Reputation: 2018
There are lots of web pages which simply run a script without having any material on them. Is there anyway of seeing the page source without actually visiting the page because it just redirects you ?
Will using an html parser work to do this ? I'm using simpleHTMLdom to parse the page ?
Upvotes: 1
Views: 9787
Reputation: 318508
In firefox you can use the view-source protocol to view only the sourcecode of a site without actually rendering it or executing JavaScripts on it.

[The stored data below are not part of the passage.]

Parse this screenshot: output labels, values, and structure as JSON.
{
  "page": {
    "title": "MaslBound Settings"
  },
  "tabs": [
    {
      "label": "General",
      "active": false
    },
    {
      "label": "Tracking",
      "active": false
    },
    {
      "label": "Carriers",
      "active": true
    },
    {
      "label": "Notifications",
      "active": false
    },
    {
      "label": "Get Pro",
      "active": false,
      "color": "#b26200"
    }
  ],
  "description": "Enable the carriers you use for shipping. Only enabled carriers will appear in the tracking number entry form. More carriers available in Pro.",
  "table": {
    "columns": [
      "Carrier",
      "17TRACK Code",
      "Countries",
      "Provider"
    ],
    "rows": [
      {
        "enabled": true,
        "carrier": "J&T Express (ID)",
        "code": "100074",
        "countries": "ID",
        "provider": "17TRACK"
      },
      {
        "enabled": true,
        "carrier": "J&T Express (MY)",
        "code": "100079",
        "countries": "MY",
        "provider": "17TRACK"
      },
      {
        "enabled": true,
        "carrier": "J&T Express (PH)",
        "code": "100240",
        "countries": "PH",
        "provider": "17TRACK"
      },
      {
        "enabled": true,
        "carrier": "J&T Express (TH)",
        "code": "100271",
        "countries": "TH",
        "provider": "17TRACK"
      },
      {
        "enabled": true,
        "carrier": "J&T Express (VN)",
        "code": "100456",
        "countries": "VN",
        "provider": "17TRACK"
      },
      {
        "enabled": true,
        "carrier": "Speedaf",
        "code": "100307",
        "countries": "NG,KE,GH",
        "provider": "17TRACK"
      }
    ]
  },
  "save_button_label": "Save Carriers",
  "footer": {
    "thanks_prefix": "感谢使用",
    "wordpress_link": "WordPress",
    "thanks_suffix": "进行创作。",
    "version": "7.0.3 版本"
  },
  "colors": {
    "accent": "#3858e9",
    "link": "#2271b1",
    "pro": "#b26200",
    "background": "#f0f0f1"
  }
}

Example: view-source:http://stackoverflow.com/q/5781021/298479 (copy it to your address bar)
Upvotes: 7
Reputation: 8528
If you need a quick & dirty fix, you could disable JavaScript and Meta redirects (Internet Explorer can disable these in the Internet Options dialog. Firefox can use the NoScript add-in for same effect.)
This won't any server-side redirects, but will prevent client-side redirects and allow you to see the document's HTML source.
Upvotes: 1
Reputation: 63588
If you are trying to HTML-Scrape the contents of a page that builds 90%+ of its content/view through executing JavaScript you are going to encounter issues unless you are rendering to a screen (hidden) and then scraping that. Otherwise you'll end up scraping a few script tags which does you little good.
e.g. If I try to scrape my Gmail inbox page, it is an empty HTML page with just a few scattered script tags (likely typical of almost all GWT based apps)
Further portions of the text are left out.